The Internet makes me feel smothered by other people, and toppled over by the wave of a monstrosity that information has become.

I see people showing themselves to the world, making a name – a brand – of who they are. Somehow that belittles me. Maybe because I want to be brave like them, but the non-brave parts of me hold back my wrists as I struggle to type the words. The words are supposed to form into sentences, and the sentences into stories, and the stories into narratives about me. The words flowing from the floodgates of my mind and into my hands and into the keyboard of my laptop are stopped. The words that were flowing become a trickle, eventually but all at once they are cut off as my mind sends another message to my body: “you. aren’t. good. enough.”

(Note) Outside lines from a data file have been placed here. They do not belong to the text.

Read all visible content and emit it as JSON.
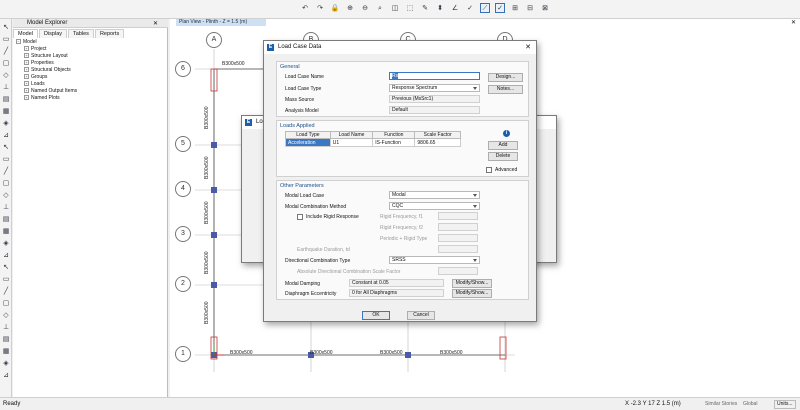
{
  "explorer": {
    "title": "Model Explorer",
    "tabs": [
      "Model",
      "Display",
      "Tables",
      "Reports"
    ],
    "tree": [
      {
        "label": "Model",
        "depth": 0
      },
      {
        "label": "Project",
        "depth": 1
      },
      {
        "label": "Structure Layout",
        "depth": 1
      },
      {
        "label": "Properties",
        "depth": 1
      },
      {
        "label": "Structural Objects",
        "depth": 1
      },
      {
        "label": "Groups",
        "depth": 1
      },
      {
        "label": "Loads",
        "depth": 1
      },
      {
        "label": "Named Output Items",
        "depth": 1
      },
      {
        "label": "Named Plots",
        "depth": 1
      }
    ]
  },
  "plan": {
    "tab_title": "Plan View - Plinth - Z = 1.5 (m)",
    "col_bubbles": [
      "A",
      "B",
      "C",
      "D"
    ],
    "row_bubbles": [
      "6",
      "5",
      "4",
      "3",
      "2",
      "1"
    ],
    "beam_labels_h": [
      "B300x500",
      "B300x500",
      "B300x500",
      "B300x500",
      "B300x500",
      "B300x500"
    ],
    "beam_labels_v": [
      "B300x500",
      "B300x500",
      "B300x500",
      "B300x500",
      "B300x500",
      "B300x500",
      "B300x500"
    ]
  },
  "dialog": {
    "title": "Load Case Data",
    "general_header": "General",
    "load_case_name_label": "Load Case Name",
    "load_case_name_value": "Rs",
    "load_case_type_label": "Load Case Type",
    "load_case_type_value": "Response Spectrum",
    "mass_source_label": "Mass Source",
    "mass_source_value": "Previous (MsSrc1)",
    "analysis_model_label": "Analysis Model",
    "analysis_model_value": "Default",
    "design_btn": "Design...",
    "notes_btn": "Notes...",
    "loads_header": "Loads Applied",
    "loads_columns": [
      "Load Type",
      "Load Name",
      "Function",
      "Scale Factor"
    ],
    "loads_rows": [
      [
        "Acceleration",
        "U1",
        "IS-Function",
        "9806.65"
      ]
    ],
    "add_btn": "Add",
    "delete_btn": "Delete",
    "advanced_label": "Advanced",
    "other_header": "Other Parameters",
    "modal_case_label": "Modal Load Case",
    "modal_case_value": "Modal",
    "modal_comb_label": "Modal Combination Method",
    "modal_comb_value": "CQC",
    "rigid_resp_label": "Include Rigid Response",
    "rigid_f1_label": "Rigid Frequency, f1",
    "rigid_f2_label": "Rigid Frequency, f2",
    "periodic_label": "Periodic + Rigid Type",
    "eq_duration_label": "Earthquake Duration, td",
    "dir_comb_label": "Directional Combination Type",
    "dir_comb_value": "SRSS",
    "abs_scale_label": "Absolute Directional Combination Scale Factor",
    "damping_label": "Modal Damping",
    "damping_value": "Constant at 0.05",
    "eccentricity_label": "Diaphragm Eccentricity",
    "eccentricity_value": "0 for All Diaphragms",
    "modify_btn": "Modify/Show...",
    "ok_btn": "OK",
    "cancel_btn": "Cancel"
  },
  "back_dialog": {
    "title": "Load"
  },
  "status": {
    "left": "Ready",
    "coords": "X -2.3  Y 17  Z 1.5 (m)",
    "stories": "Similar Stories",
    "global": "Global",
    "units": "Units..."
  }
}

And sometimes I write, but I write only for my eyes. I tell myself that my experience will not resonate with others. I’m not a special ‘snowflake’ that liberal millennials get called so often by older right-wing, butt-hurt men. But I write, nonetheless, about how I feel and what I think in a journal sort of way.

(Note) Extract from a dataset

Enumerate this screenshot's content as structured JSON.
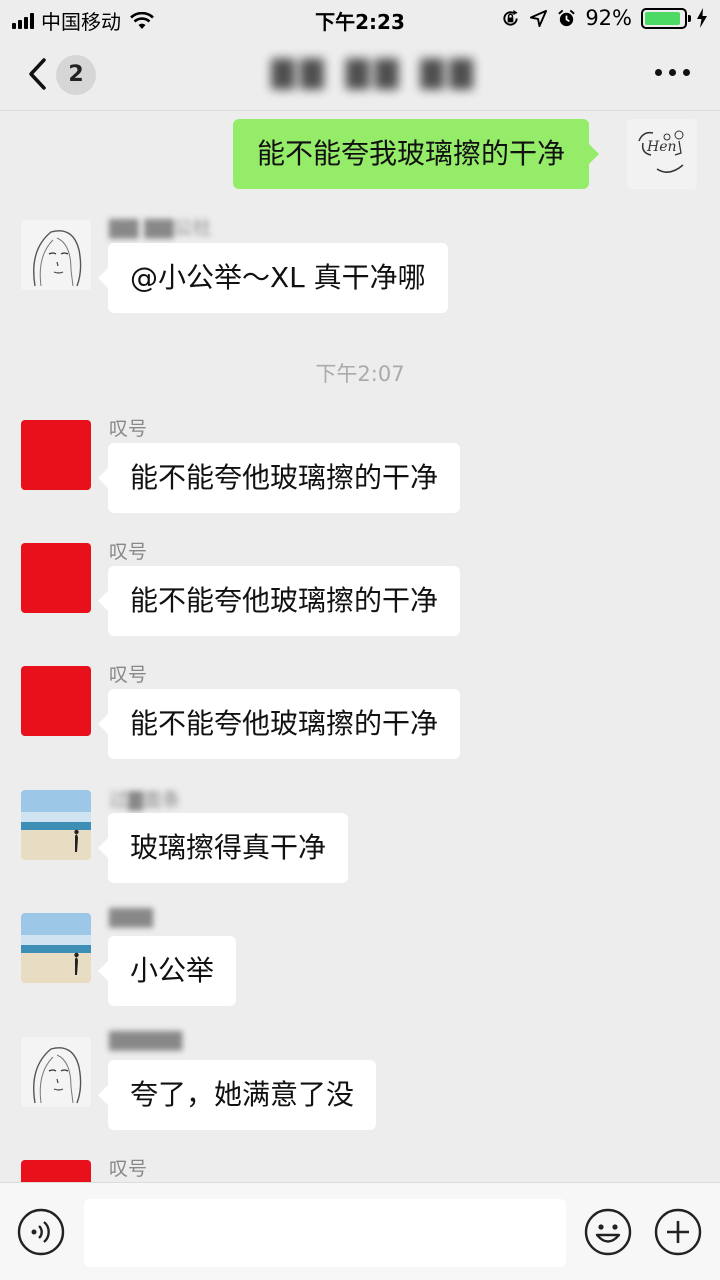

And then there’s the other part of me that remembers what other people say about the individual self – how no two people are alike. I know this. The concept of individualism, engrained into my generation and the one after mine, haunts me in every action and decision I make. It pushes me to distinguish myself from others, but I am not good enough. I am not like so-and-so, I don’t live up to the ideal individual that North American individualism tells me to be: bold, unapologetic, and tolerant.

So I quietly be me and hope no one notices the failing, the unbold, the oxymoronic girl who is me (and who apparently has an identity crisis). The girl who is uncookie-cutter, but not unique enough.